I know this because I lived it. In 2023, I was prescribed Cipro for an infection I did not have. The adverse reaction left me permanently disabled. Taking Ciprofloxacin made me develop debilitating fatigue and weakness, painful nerve damage in my hands and feet (peripheral neuropathy), and cognitive impairment. The traumatic nature of the injuries severely affected my mental health. I was forced to resign from my teaching position, and now struggle to take care of myself and two young children.

My story is not unique. Across our state, people are being harmed by medications they never should have received in the first place.

This is not a partisan issue. It is a market‑failure issue, and one that the North Carolina General Assembly is uniquely positioned to address with targeted, conservative, common‑sense reforms.

A functioning market depends on informed consumers, but when a patient is handed a prescription without being told that the drug carries multiple black‑box warnings and risk of permanent disability, the consumer cannot make a rational choice.

That is why North Carolina needs three specific, actionable reforms that restore transparency and protect both patients and taxpayers.

First, the legislature should enact a statutory requirement for written informed consent before prescribing fluoroquinolones in non‑emergency situations. This would require prescribers to provide patients with a one‑page, standardized disclosure outlining the FDA black‑box warnings and explaining that safer alternatives often exist. The patient would sign it before receiving the prescription. This is not burdensome regulation. It is the same principle we already apply to opioids and other high‑risk medications. It restores consumer choice, prevents hidden risk‑shifting onto families and taxpayers, and ensures that patients — not institutions — control their own medical decisions.

Second, lawmakers should direct the Department of Health and Human Services to issue statewide prescribing rules that reserve fluoroquinolones as last‑line antibiotics. This directive would require DHHS to publish clear, enforceable prescribing rules stating that fluoroquinolones should only be used when culture results, allergies, or clinical circumstances rule out safer options. This is not a ban, and it does not interfere with FDA approval. It simply aligns state practice with existing federal warnings and reduces avoidable injuries that drive up Medicaid spending, disability claims, and insurance costs. Smart guardrails protect both patients and the state budget.
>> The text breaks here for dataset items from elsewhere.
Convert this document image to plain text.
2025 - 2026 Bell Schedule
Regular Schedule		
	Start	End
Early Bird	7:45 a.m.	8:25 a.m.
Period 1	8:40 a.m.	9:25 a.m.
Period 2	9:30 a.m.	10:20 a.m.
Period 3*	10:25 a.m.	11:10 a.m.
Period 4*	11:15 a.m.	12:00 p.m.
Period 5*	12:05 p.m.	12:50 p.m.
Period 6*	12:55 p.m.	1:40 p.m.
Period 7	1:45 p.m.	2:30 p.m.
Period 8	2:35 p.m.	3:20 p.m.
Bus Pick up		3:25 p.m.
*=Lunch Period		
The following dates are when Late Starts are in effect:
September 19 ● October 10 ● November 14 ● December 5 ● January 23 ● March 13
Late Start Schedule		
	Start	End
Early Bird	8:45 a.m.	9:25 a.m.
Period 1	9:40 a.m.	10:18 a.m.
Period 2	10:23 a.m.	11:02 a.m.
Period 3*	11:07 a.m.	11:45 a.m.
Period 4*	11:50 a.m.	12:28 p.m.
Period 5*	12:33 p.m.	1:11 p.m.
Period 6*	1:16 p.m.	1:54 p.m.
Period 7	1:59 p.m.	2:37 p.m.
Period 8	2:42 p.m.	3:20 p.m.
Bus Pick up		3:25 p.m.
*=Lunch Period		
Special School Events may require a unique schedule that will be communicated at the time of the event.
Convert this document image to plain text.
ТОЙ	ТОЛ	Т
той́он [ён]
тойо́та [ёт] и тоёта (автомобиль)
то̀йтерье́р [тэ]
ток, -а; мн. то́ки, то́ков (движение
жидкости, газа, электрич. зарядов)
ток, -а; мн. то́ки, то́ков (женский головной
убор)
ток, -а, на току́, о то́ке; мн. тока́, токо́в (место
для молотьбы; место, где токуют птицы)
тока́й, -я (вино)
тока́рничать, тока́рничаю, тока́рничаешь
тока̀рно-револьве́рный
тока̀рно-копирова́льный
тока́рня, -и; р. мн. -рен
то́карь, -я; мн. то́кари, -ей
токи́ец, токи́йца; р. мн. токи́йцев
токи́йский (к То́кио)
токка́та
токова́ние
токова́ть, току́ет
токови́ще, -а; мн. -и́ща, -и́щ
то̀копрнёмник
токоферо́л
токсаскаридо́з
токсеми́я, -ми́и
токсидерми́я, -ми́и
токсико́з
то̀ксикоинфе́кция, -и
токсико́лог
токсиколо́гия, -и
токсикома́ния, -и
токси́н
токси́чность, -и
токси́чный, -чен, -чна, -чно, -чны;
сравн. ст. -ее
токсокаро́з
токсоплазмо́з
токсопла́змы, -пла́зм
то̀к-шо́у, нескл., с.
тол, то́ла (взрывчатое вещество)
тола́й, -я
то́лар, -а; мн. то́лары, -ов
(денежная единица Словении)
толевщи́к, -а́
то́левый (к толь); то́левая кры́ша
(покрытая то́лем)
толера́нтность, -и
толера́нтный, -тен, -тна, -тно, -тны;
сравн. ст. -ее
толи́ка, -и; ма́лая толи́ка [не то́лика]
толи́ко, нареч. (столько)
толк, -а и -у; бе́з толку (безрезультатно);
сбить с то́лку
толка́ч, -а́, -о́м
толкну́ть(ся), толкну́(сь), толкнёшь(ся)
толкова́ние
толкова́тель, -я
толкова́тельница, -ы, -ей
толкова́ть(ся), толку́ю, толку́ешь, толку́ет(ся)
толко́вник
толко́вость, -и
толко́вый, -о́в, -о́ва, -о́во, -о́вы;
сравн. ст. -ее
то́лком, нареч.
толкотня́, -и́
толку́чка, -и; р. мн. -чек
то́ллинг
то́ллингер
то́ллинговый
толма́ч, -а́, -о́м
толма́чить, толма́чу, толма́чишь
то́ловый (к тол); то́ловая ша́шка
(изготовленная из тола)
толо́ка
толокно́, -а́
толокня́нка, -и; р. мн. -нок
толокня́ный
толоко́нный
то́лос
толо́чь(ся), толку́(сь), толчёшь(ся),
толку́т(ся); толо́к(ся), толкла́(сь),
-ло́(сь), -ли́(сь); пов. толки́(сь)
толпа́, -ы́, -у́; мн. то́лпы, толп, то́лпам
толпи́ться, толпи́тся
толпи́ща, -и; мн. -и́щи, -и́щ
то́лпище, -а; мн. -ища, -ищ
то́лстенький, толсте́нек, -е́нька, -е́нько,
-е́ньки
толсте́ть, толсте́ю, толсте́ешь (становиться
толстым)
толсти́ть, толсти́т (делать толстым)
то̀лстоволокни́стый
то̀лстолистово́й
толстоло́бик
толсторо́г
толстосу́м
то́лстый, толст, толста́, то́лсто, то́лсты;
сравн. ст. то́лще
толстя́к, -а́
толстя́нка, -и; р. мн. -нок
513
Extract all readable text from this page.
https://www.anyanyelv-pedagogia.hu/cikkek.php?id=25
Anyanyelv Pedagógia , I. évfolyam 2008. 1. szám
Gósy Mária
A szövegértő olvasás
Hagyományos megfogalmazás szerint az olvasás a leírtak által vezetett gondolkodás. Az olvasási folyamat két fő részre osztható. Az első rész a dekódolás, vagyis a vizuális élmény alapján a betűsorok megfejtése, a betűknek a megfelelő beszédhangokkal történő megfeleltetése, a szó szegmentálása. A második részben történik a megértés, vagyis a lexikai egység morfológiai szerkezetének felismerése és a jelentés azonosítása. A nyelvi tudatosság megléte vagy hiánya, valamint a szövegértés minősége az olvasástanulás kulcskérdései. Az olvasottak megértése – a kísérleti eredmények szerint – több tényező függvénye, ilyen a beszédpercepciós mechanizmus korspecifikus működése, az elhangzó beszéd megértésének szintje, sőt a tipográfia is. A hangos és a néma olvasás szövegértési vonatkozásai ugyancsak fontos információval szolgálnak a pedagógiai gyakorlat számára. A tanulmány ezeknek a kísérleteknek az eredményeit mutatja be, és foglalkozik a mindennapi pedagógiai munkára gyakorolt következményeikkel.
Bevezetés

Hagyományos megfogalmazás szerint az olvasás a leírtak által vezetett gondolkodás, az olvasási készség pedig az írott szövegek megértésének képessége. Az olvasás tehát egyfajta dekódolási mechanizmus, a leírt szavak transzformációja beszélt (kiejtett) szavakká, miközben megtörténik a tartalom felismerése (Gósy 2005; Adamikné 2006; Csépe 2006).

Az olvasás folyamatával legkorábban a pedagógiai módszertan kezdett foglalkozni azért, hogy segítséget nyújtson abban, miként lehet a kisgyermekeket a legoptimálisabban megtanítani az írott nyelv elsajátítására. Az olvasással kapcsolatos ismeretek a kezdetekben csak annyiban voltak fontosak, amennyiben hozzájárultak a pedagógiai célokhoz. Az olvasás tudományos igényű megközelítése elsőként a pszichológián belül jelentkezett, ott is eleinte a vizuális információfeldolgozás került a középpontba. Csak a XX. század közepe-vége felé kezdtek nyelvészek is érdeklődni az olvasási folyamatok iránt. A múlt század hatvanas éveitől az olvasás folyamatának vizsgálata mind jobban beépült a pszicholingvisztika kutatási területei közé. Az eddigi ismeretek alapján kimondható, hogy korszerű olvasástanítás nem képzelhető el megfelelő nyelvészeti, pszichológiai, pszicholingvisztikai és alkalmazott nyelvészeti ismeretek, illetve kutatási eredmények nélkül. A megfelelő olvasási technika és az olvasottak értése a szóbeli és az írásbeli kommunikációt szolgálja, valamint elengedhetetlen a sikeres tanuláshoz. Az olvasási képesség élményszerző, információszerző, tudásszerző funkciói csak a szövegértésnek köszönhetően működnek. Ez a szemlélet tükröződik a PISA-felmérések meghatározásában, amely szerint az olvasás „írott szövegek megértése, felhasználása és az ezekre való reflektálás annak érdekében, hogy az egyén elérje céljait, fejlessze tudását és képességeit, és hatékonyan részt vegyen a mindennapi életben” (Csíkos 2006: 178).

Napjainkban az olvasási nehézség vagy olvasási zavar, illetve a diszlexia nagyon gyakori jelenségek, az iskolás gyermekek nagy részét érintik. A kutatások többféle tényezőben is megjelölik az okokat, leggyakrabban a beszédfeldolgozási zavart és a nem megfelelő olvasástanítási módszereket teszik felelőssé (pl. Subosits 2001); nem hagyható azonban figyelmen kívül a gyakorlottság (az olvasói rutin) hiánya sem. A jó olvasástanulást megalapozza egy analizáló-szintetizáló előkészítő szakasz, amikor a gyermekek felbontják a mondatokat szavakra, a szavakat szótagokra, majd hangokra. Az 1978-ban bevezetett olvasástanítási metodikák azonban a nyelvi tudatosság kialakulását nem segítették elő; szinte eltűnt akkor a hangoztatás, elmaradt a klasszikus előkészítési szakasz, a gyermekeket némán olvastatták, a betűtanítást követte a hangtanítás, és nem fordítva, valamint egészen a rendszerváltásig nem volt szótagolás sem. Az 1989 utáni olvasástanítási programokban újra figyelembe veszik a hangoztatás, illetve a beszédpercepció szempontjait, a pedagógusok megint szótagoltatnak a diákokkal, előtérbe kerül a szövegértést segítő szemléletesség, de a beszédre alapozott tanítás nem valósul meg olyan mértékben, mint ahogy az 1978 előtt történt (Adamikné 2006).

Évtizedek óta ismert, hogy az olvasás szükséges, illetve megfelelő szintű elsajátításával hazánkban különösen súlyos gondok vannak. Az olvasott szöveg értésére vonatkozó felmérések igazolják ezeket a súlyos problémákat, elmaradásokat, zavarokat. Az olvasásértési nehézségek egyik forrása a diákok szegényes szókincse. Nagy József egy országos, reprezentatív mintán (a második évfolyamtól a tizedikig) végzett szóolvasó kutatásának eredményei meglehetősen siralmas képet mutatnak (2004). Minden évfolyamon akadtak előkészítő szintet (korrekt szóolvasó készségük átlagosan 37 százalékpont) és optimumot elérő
Third, the General Assembly should establish a formal legislative study committee to quantify fluoroquinolone‑associated disability in North Carolina. Right now, the state has no mechanism to track these injuries. A study committee would gather data from hospitals, insurers, workers’ compensation claims, and patient reports to determine how often these injuries occur, what they cost the state, whether certain prescribing patterns are driving harm, and what targeted reforms would be most effective. Lawmakers cannot craft efficient, limited regulation without accurate data. This is the fiscally conservative first step.

The goal is not to regulate more — it is to regulate smarter. When a high‑risk drug is prescribed casually, without proper disclosure, the downstream costs don’t disappear. They show up as lost productivity, long‑term disability, higher insurance premiums, increased strain on Medicaid, and families pushed into financial crisis. Those costs are ultimately borne by taxpayers, employers, and the state. That is the opposite of fiscal responsibility. Everyone benefits when high‑risk medications are used safely and responsibly.

The General Assembly has the authority — and the responsibility — to fix this. Requiring written informed consent, issuing statewide prescribing rules, and establishing a study committee are modest, reasonable steps that respect both patient autonomy and the free‑market principles our state values.

North Carolinians deserve a health care system that is transparent, accountable, and safe. It’s time for the legislature to act.